Monday, August 10, 2009

Here Comes the Spider-Man



Magnet # 7: Spider-Man Hologram

Material: Plastic

Purchased by: N/A - given to me, free

So just what is the average life-span of an arachnid? Because this one's lasted a pretty long time! Spidey debuted this month, back in 1962 (no specific date). His first appearance was in the final issue of Amazing Fantasy, # 15. He marked a major shift in the depiction of comic heroes. Until then, heroes like Superman, Batman, and Captain America were pretty much idealized, adult human beings and their major problems consisted of duking it out with supervillans. Sure, Batman had suffered the tragic loss of his parents and Superman as Clark Kent was ignored by Lois Lane, but writers didn't dwell on those issues.
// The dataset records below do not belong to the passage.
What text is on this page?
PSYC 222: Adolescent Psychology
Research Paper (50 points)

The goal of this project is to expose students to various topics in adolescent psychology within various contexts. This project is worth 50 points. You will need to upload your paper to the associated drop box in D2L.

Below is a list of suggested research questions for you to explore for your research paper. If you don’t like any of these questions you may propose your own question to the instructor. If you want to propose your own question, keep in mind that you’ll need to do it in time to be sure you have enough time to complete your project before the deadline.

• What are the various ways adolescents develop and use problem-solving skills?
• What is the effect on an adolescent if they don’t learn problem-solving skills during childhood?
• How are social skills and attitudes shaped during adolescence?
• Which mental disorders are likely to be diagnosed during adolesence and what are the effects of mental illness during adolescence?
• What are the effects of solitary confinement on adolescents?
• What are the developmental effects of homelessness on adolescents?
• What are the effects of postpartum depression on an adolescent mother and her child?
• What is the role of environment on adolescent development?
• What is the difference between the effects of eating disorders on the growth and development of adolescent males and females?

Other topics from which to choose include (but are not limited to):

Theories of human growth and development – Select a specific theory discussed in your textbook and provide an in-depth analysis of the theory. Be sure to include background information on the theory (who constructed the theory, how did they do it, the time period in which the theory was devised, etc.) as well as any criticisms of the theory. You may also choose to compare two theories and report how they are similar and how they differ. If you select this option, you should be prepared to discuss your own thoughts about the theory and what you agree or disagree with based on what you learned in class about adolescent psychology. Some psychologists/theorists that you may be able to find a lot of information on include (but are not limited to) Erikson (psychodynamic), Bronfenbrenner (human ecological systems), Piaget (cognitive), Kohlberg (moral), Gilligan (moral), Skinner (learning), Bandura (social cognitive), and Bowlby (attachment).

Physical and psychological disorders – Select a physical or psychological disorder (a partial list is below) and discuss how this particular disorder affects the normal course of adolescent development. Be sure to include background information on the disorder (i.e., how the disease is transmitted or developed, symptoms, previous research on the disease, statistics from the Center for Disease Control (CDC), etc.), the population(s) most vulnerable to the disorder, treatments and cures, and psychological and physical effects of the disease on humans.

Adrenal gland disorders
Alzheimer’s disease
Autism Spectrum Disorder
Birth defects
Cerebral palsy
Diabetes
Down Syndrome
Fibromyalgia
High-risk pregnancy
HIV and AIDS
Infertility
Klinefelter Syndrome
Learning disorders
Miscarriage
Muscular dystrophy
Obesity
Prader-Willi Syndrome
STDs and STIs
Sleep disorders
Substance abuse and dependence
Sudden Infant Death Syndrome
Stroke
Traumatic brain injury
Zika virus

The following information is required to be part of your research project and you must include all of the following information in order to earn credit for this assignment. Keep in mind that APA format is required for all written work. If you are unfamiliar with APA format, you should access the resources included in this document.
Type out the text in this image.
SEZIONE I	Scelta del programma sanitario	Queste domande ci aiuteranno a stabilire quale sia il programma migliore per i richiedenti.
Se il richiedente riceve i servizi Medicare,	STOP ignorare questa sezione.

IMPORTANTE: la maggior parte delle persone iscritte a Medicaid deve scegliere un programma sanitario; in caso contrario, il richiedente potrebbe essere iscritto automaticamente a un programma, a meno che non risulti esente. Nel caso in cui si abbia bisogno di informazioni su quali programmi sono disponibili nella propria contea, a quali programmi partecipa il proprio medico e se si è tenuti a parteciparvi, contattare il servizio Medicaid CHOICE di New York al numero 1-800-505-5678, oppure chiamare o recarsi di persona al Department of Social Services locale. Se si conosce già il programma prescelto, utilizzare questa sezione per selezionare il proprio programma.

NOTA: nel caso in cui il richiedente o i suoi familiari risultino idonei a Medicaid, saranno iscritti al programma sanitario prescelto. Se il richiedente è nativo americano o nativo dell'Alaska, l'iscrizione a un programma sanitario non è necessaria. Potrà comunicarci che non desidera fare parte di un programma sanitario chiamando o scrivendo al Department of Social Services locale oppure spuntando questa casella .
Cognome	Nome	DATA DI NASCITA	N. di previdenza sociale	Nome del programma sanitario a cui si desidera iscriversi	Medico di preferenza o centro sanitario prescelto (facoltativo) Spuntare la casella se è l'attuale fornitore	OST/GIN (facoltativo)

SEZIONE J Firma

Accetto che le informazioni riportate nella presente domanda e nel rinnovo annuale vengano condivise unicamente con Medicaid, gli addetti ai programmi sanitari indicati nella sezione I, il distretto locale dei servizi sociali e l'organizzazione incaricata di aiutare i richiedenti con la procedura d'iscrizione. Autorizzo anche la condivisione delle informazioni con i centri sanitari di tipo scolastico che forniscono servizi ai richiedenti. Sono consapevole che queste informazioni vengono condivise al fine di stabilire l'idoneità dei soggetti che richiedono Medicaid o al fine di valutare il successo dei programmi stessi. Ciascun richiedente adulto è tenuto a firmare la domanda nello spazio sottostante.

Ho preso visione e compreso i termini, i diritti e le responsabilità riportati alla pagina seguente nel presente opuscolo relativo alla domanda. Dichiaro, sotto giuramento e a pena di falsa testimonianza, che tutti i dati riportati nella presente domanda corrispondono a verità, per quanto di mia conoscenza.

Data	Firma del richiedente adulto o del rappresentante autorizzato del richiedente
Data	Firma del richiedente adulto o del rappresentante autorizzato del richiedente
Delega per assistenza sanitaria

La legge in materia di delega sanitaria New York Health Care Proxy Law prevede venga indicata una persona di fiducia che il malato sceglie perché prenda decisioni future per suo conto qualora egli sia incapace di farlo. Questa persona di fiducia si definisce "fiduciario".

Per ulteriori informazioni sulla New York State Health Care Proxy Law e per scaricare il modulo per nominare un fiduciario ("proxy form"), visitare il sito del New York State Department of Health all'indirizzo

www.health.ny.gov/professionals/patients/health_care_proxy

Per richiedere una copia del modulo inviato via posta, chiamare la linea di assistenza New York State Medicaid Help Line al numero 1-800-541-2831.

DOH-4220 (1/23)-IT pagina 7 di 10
Enter Stan Lee. With Steve Ditko at his side, he created a skinny teenager superhero with problems readers themselves faced. He was alienated by his peers. He was constantly broke. His love life was either nonexistant or a total joke. And, thanks to the Spider-Man movie, practically everyone knows how he was partially responsible for the death of his beloved Uncle Ben. That's some serious angst! And that was something readers latched onto and demanded to see more of. Spider-Man returned to the newsstands in March of 1963 with his own comic book and has gone on to become Marvel Comic's flagship character. This spider sure seems to have a lot of life left in him.

So, yeah, I like comics. And Spidey is a favorite of mine. I read far less comics than I have in the past, but I always like to know what's going on with him. As for this magnet, it used to be a sticker until I put a magnet on the back. I'm pretty sure it was a freebie I received in a bag of goodies given to me at the end of a tour of Marvel Studios back in 2000.

Yes, I have toured Marvel Headquarters in New York City. It was extremely memorable, considering they had all kinds of Marvel paraphenalia and Spidey himself was the tour guide. I first found out this was possible in an issue of Wizard, the comic-focused magazine. They warned the wait list for a tour could be years long, but I mentioned the tour to a professor at my college who was organizing a trip to the city, and he was awesome and contacted them to set up the tour on my behalf. Maybe that's why we were able to bypass the wait list? Only about six of us went, but I think we all had a pretty great time. If you're interested, contact them about a tour. Even if you have to wait, it's well worth it.